Now, if I were editing this sentence, I might suggest to the author that the queen not be so flawless if she had seen war. One expects a veteran to have scars, both mental and physical, which is a quick and easy way to visualize character traits. But, this is a good example of stylistic choice. Maybe there is a reason the queen never got injured, maybe it speaks to her chosen form of governing. Whatever the reason, the ‘right’ answer isn’t to change her into a scarred ex-commander. It’s just a suggestion I have based on the information I’ve been given as a reader. In this instance, you could completely disregard what I’ve said because the character still adheres to your original plans. In other words, there is a reason the queen is flawless, it wasn’t just because you forgot how to describe a character.

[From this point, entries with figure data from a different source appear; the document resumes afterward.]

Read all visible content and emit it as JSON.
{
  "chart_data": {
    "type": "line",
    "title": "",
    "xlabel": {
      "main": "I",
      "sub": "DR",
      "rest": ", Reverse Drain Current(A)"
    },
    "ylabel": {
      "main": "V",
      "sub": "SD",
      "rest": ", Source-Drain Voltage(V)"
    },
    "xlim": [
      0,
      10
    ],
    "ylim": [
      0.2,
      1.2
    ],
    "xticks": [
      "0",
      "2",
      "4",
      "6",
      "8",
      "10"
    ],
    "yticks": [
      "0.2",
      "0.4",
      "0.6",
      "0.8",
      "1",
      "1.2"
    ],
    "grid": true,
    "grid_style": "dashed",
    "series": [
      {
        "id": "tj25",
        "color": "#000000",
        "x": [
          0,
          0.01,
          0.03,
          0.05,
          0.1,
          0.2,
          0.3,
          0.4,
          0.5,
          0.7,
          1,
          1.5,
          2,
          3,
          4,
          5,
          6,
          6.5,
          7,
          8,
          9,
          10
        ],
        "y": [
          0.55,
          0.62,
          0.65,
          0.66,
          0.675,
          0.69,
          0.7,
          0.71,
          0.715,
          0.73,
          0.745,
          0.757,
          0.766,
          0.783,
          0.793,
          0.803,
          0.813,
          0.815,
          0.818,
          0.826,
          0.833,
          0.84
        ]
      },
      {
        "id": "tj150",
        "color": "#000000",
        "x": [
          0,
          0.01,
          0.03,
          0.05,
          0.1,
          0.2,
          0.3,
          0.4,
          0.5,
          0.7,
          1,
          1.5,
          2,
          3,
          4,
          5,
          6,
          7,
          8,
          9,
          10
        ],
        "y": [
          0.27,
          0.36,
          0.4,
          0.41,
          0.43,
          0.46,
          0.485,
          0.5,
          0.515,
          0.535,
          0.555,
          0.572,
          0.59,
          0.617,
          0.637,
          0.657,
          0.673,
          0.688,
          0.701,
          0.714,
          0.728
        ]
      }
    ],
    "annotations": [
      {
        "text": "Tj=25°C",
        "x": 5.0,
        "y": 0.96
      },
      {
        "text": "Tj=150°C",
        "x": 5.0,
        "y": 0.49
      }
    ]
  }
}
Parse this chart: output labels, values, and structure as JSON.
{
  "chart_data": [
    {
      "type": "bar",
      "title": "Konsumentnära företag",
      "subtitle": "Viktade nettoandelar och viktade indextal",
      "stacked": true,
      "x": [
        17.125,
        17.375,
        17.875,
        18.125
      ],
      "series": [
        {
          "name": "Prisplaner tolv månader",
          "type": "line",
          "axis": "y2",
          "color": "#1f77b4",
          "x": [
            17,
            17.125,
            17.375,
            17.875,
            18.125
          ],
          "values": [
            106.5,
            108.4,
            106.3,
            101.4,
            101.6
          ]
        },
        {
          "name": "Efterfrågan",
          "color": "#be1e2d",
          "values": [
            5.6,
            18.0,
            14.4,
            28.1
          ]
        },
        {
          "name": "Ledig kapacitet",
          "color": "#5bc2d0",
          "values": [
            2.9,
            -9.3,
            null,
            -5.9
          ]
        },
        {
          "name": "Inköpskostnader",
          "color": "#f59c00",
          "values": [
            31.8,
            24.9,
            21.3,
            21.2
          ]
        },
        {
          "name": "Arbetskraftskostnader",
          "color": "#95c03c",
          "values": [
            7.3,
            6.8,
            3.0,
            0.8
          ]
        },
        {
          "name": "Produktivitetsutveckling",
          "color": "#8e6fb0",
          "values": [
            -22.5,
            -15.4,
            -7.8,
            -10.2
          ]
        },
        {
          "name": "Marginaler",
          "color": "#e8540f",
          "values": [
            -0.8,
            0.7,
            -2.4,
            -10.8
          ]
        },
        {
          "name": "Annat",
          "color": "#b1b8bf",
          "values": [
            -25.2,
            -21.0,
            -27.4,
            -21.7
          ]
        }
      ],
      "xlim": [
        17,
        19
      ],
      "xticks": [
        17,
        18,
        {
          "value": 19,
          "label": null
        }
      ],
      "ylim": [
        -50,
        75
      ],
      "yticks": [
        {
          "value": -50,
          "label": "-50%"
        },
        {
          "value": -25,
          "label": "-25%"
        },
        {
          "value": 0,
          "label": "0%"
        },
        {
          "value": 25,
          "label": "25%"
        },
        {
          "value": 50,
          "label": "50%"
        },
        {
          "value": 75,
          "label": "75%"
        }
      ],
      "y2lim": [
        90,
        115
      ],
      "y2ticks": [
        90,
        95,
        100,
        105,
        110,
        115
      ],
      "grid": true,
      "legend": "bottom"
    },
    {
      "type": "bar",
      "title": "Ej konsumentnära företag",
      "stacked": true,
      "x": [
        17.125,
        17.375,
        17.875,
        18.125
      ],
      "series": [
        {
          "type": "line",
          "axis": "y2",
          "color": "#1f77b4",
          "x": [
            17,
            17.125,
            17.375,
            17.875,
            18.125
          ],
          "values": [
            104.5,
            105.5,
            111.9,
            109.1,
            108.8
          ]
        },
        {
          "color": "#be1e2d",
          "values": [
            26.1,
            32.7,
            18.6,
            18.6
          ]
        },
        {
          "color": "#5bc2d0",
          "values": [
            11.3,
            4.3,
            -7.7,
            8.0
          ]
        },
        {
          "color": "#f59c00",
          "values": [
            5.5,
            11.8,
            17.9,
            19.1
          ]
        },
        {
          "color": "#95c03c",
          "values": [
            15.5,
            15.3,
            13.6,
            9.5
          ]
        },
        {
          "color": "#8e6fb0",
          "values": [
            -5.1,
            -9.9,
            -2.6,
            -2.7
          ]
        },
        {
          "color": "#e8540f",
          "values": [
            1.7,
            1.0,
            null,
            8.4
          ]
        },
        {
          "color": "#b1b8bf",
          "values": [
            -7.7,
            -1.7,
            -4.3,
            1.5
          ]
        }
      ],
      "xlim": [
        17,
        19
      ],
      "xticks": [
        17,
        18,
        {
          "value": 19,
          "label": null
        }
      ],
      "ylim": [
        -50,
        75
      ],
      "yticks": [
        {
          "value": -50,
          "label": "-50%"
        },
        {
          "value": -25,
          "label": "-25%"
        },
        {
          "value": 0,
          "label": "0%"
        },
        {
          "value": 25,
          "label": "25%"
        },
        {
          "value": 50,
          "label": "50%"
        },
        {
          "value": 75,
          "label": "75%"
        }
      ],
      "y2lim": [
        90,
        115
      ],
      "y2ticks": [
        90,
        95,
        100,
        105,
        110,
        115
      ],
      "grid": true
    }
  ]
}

Here is another style example:
“The queen walked down the hallway, a shiver running down her spine because of the cold weather.”
When editing this sentence, I would probably recommend deleting ‘because of the cold weather’ in order to streamline the sentence. The previous section already described the weather and her shiver implies that it’s cold. However, that is my opinion, and if you wanted to keep the line, that would be your stylistic choice. My stylistic choice would be to remove it. But I feel like this is an important example because it’s one of my most common edits. Very frequently, when I critique someone’s writing, I’ll highlight sections that I either think should be deleted or reworded for flow. It is my opinion that the sentence “the queen walked down the corridor” is better than “the queen ambled down the mottled corridor, wondering at the cold weather that slipped in through the surrounding windows like the fingers of a dying man.” I’ve been told before that my writing isn’t particularly ‘flowery’ and I’m inclined to agree. I favor a to-the-point style, but countless authors have prospered with more flowery prose. Again, however, there is a difference between an intentionally descriptive sentence and a run-on. Sometimes a sentence just sounds awkward and if more than one reader points it out, then you might have to wonder if your elaborate description is more of a hindrance than a style.
I wanted to highlight these different kinds of edits because each one is done without malice. A good editor will provide comments based on what they think will make the book better. And every suggestion, by every reader, should be considered carefully. Style is a conscious choice, not an excuse.
Roughly how many edits do you make based on peer critiques of your writing?
Why is this important?
As self publishing gets more and more popular, it falls to us (the authors) to give it a good name. In the past, before ebooks, self publishing came with a stigma of low quality. It was not true of all authors, but there was no denying there was a ‘stink’ surrounding such projects. Ebooks have managed to break down barriers of cost and production value, but the quality of the work still falls on us. While many self published authors work their fingers to the bone to make the perfect product, there is another handful that insists they went this route because of ‘creative control’. It’s a noble sentiment, but we must be careful not to use ‘creative control’ as a mask for ‘I just don’t want to edit it’. Editors and critics are not a thing to be feared. They assess a project on its own merits and their comments should not be interpreted as a criticism of you as a person. While the initial comments can sting, and not every suggestion will be incorporated, we must accept that it is a part of the process of being an author and these people are trying to help. You can choose to ignore all of that, but when the errors are hammered out, that’s when your style really has room to shine. The worst possible fate for a novel is to have its story overshadowed by easily corrected mistakes.